One more example of another perspective applied to a familiar topic is a project made by Andrei Liankievič, who works with the issue of the war past of the Belarusians. The author incorporates in his large-scale series about collective memory a bold combination of various methods which are seen as new for the visual field of Belarusian photography. Among them there are, for example, archive photographs and their rethinking in today’s realities, pseudo-documental staging and google technologies.  Particularly noteworthy are his diptychs which include google-shots of the Belarusian streets named in honor of the Great Patriotic War heroes and their deliberately blurred archival portraits. Placing the images in this way, the photographer addresses the issue of their reality and their meaning in people’s collective consciousness, as well as the phenomenon of historical memory. What meaning do the names of Maria Melnikayte, Liliya Korostoyanova, Petr Masherov have for the Belarusians? A long time ago familiar names ceased to be associated with the deeds of the heroes who defended our Motherland, the photos of their faces do not trigger in our memories any clues. Computer images from Google-maps with gray asphalt and concrete lines crossing the snow-white page seem more real to us.

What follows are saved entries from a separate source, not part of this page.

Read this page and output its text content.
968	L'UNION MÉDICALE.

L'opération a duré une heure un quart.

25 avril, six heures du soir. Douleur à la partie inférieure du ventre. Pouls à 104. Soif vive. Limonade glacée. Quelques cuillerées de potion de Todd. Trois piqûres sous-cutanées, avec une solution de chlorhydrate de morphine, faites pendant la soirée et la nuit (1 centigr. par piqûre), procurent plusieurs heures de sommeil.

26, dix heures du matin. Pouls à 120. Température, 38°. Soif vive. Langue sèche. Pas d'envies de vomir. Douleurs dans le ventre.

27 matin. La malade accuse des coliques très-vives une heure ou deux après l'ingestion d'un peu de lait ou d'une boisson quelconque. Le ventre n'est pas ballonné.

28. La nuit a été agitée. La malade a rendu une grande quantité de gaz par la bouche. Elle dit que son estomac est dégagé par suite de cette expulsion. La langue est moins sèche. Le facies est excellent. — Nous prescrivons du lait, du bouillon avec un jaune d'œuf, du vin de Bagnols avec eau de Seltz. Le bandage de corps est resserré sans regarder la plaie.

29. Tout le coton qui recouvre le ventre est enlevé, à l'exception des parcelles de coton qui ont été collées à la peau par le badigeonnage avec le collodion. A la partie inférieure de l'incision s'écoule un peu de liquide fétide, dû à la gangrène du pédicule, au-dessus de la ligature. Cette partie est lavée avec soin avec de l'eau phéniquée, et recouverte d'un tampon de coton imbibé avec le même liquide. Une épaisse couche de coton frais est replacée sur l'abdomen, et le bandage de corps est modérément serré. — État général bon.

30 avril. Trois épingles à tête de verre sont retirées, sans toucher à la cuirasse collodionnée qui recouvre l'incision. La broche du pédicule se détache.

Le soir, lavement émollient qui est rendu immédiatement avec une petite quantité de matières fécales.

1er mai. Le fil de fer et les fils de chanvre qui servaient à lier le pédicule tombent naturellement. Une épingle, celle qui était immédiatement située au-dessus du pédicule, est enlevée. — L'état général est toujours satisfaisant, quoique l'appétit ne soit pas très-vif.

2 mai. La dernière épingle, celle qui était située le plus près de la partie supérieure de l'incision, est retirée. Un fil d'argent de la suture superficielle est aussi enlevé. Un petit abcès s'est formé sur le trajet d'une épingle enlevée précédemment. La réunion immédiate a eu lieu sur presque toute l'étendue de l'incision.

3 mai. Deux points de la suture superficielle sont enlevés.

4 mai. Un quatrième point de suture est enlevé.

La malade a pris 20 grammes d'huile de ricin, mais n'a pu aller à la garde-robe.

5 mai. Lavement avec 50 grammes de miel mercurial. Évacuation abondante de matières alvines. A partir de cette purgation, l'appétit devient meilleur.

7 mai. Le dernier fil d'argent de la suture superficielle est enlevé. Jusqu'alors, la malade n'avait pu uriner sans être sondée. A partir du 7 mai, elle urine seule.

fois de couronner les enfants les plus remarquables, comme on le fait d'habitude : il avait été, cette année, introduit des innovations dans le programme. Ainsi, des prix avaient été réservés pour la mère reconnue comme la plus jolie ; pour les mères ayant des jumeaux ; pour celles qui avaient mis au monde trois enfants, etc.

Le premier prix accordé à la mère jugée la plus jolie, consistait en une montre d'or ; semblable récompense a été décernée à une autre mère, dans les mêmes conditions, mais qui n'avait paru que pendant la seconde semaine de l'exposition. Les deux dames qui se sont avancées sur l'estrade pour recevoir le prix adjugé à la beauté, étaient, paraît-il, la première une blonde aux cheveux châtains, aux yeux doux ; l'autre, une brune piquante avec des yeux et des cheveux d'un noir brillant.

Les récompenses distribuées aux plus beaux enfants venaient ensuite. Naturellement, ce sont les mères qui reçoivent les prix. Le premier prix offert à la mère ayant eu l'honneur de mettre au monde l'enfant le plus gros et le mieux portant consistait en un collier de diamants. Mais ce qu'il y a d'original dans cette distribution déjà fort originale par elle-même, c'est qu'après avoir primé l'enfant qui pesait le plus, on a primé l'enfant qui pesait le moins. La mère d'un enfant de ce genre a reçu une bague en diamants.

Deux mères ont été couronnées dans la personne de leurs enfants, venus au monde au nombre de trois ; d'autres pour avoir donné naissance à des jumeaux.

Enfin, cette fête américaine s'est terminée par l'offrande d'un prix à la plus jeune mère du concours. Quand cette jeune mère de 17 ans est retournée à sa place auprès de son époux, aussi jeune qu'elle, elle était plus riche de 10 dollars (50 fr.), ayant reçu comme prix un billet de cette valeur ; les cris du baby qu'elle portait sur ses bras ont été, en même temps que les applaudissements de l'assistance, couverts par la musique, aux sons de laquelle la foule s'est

These authors take young Belarusian photography to a new level of development, offering a different perspective on familiar topics related to what might be called «Belarusian reality».

Answering the question about continuity in Belarusian photography of the last twenty years, I would like to argue the opinion given by the photographer Alaksandr Vieledzimovič that was chosed as the epigraph to this article. In the documentary film made by Maksim Bahdanovič about the participants of «BY NOW», Vieledzimovič reacts to the problem of continuity defining himself as a «zero identity level», noting that he is just starting to feel like «a person who somehow can associate himself with this country». Even if we do not take into consideration that in Culture Studies «zero human identity» actually stands for gender identity, we can agree that the existence of any culture is impossible without traditions, regardless of the fact whether we follow them consciously or not, when obtaining information from formal, structured sources, represented, for example, by educational programs, publications or exhibitions, or grasping it spontaneously, often even out of our control.

For something new to be born it is necessary to assimilate the outcomes of the previously performed activities. This general rule of development is also applicable to the sphere of culture. From scratch, devoid of any culture, it is impossible to create a new one. It is common knowledge that one cannot divide by zero, and impersonality in depicting people as well as conscious escape from reality seem to be full-fledged characteristics suggestive of the continuity in the Belarusian photographic tradition. Other features can be seen in our constant attention to the subject of bygone wars and our wish to play with the regime.
You cannot start every time from scratch, whatever personal spiritual quest we currently associate ourselves with at the moment.